Following the lead of the TLT Group, I call the initial set of activities “low-threshold” assignments.5 These assignments may not involve e-portfolios directly or at all. Rather, they have two possible goals: either supporting the development of students’ reflective practice, or using multimedia and social software to document experience and identity. Reflective assignments ask students to plan how they will undertake course activities, collect evidence about how they engage in those activities, and interpret that evidence to guide future action. Multimedia documentation assignments ask students to keep records of what might otherwise be ephemeral and invisible components of their learning. For example, students might shoot video of themselves working together on a group project or regularly tweet updates on the progress of a service learning project.

The products of these low-threshold assignments could be collected in a shared e-portfolio space provided by the institution. Integrative e-portfolio activities could then ask students to select from and reflect on this archive of evidence of their learning. These activities might be situated within courses and other learning experiences where faculty are most likely to be sympathetic to the new responsibilities of an e-portfolio culture of teaching and learning—such as first-year experience programs, capstone courses, study abroad, internships, or co-curricular leadership programs.

The combination of low-threshold assignments across the curriculum/co-curriculum and thoughtfully placed integrative e-portfolio activities can bolster an institution’s investment in implementing and supporting e-portfolio technology. Academic technology leaders alone are unlikely to be able to shepherd such an e-portfolio initiative into maturity. Making it happen will likely require close collaboration with academic and student affairs professionals and faculty leaders across campus. This approach has the advantage of placing pedagogical values squarely in front of technology. These values align with those being promoted by a range of existing movements for educational transformation, ranging from the scholarship of teaching and learning to open educational resources. By establishing institution-wide alliances with faculty and other educators, academic technologists can embrace the disruptive nature of e-portfolio practice in support of student success. 

Notes

1. For a detailed discussion, see Darren Cambridge, E-Portfolios for Lifelong Learning and Assessment (San Francisco: Jossey-Bass, 2010). For results from the Inter/National Coalition for Electronic Portfolio Research, see Darren Cambridge, Barbara L. Cambridge, and Kathleen Yancey, Electronic Portfolios 2.0: Emergent Research on Implementation and Impact (Sterling, Va.: Stylus, 2009).
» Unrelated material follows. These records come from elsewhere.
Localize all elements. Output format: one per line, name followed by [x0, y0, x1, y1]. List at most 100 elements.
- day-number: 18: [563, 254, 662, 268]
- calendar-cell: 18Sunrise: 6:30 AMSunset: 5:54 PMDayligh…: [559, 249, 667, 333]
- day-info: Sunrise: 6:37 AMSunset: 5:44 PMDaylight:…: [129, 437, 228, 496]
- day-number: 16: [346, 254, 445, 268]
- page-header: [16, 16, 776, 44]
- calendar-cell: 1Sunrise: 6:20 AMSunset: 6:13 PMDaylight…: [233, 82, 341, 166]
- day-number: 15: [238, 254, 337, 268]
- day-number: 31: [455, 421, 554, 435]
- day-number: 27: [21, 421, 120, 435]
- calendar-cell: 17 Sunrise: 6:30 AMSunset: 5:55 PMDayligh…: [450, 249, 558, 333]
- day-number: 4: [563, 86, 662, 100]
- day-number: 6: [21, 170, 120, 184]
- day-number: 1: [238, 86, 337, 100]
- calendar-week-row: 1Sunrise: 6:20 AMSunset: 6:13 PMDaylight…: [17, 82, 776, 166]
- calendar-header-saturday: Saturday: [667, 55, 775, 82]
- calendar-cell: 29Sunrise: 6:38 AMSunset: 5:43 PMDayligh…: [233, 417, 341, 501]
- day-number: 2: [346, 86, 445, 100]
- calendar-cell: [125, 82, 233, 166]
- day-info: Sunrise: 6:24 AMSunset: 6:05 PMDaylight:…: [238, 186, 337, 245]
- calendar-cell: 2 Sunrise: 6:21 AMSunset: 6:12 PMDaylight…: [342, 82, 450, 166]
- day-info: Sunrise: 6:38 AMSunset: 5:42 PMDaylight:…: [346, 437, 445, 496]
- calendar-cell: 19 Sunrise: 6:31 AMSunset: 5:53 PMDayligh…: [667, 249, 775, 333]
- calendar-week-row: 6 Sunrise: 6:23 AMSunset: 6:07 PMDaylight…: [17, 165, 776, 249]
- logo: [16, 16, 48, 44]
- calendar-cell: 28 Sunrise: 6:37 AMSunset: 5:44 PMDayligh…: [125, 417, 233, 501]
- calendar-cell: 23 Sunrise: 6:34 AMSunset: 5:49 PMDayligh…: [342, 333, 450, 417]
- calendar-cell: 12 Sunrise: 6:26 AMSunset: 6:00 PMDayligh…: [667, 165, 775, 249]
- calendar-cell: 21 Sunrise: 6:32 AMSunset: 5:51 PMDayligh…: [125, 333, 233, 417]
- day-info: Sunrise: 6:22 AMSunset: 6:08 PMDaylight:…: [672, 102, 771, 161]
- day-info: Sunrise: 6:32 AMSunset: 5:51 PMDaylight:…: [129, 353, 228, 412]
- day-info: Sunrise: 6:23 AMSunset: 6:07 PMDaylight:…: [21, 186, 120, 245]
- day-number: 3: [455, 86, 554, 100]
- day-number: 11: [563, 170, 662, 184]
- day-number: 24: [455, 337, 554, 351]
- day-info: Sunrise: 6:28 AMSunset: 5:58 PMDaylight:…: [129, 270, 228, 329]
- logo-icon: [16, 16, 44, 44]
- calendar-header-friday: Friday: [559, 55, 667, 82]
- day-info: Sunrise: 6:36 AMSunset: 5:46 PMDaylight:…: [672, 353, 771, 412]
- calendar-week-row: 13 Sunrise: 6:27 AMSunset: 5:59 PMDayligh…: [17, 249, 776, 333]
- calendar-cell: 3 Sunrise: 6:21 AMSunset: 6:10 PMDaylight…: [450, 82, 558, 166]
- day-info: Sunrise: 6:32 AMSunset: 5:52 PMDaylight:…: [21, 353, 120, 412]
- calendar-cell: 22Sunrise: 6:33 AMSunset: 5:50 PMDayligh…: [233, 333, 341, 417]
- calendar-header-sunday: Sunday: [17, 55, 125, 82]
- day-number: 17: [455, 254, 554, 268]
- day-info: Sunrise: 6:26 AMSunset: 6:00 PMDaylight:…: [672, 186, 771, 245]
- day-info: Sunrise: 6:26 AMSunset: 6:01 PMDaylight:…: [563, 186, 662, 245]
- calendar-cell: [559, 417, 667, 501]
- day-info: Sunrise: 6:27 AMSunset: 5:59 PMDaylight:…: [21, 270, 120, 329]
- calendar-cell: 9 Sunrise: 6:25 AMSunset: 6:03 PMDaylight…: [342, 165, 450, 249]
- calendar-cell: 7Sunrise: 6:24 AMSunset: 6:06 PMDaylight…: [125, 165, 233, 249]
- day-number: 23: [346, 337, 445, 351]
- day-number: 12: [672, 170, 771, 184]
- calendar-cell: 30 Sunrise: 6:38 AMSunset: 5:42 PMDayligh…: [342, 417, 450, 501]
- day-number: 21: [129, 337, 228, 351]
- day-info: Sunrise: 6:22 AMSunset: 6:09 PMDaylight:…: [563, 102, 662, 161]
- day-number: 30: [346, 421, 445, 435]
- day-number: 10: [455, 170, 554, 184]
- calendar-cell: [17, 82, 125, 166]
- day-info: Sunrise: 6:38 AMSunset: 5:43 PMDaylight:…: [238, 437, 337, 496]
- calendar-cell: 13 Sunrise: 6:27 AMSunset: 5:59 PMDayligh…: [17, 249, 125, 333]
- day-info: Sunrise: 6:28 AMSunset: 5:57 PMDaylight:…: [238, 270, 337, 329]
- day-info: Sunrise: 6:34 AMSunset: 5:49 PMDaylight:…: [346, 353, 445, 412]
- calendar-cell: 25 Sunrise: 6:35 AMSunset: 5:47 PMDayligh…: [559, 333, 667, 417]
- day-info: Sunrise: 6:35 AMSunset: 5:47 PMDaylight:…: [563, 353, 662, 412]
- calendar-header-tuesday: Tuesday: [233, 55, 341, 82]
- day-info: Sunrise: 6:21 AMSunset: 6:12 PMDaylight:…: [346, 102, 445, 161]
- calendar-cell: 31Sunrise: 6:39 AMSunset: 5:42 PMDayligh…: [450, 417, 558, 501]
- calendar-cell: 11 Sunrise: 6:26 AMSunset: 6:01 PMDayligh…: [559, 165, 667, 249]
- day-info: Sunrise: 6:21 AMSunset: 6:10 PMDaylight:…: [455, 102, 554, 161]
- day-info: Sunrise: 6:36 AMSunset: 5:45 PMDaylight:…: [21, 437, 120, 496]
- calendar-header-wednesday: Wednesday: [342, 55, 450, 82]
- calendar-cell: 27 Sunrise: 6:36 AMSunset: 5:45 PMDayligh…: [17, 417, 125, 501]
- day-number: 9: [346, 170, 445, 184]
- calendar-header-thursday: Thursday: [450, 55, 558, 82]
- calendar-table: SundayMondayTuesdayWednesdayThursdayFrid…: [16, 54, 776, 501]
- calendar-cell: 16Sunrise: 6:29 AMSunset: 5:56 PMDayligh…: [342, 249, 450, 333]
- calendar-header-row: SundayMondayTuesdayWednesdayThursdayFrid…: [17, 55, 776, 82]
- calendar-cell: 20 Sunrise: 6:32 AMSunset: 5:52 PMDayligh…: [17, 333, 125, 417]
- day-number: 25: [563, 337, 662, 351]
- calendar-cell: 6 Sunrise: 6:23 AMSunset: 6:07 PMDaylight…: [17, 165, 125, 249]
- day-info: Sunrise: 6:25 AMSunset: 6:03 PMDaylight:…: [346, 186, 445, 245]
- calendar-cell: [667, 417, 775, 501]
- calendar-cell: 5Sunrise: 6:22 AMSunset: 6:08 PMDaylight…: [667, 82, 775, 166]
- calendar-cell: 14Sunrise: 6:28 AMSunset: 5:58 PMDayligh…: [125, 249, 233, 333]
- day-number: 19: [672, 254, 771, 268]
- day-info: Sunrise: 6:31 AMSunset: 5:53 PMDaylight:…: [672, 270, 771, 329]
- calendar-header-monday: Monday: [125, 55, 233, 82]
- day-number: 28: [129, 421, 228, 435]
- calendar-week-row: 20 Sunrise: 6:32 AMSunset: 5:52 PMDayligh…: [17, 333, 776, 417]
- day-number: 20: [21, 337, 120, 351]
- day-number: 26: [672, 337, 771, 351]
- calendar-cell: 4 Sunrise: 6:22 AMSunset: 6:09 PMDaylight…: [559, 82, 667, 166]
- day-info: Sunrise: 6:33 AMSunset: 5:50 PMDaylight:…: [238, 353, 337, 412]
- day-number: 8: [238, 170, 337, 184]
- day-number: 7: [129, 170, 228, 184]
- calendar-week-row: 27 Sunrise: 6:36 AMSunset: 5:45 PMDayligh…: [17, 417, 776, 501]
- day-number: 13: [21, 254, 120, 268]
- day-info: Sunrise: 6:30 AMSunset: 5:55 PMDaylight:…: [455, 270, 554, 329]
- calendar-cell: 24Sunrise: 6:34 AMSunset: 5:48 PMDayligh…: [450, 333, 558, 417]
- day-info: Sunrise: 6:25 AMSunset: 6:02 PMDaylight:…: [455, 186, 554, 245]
2. See, for example, Tracy Penny Light, Helen L. Chen, and John C. Ittelson, Documenting Learning with Eportfolios: A Guide for College Instructors (San Francisco: Jossey-Bass, 2011).

3. Gordon Joyes, Lisa Gray, and Elizabeth Hartnell-Young, “Effective Practice with E-Portfolios: How Can the UK Experience Inform Implementation?” Australasian Journal of Educational Technology, vol. 26, no. 1 (2010), pp. 15–27, <http://www.ascilite.org.au/ajet/ajet26/joyes.html>.

4. In E-Portfolios for Lifelong Learning and Assessment, I call this process “deliberative assessment” and examine both its philosophical basis and its practical application.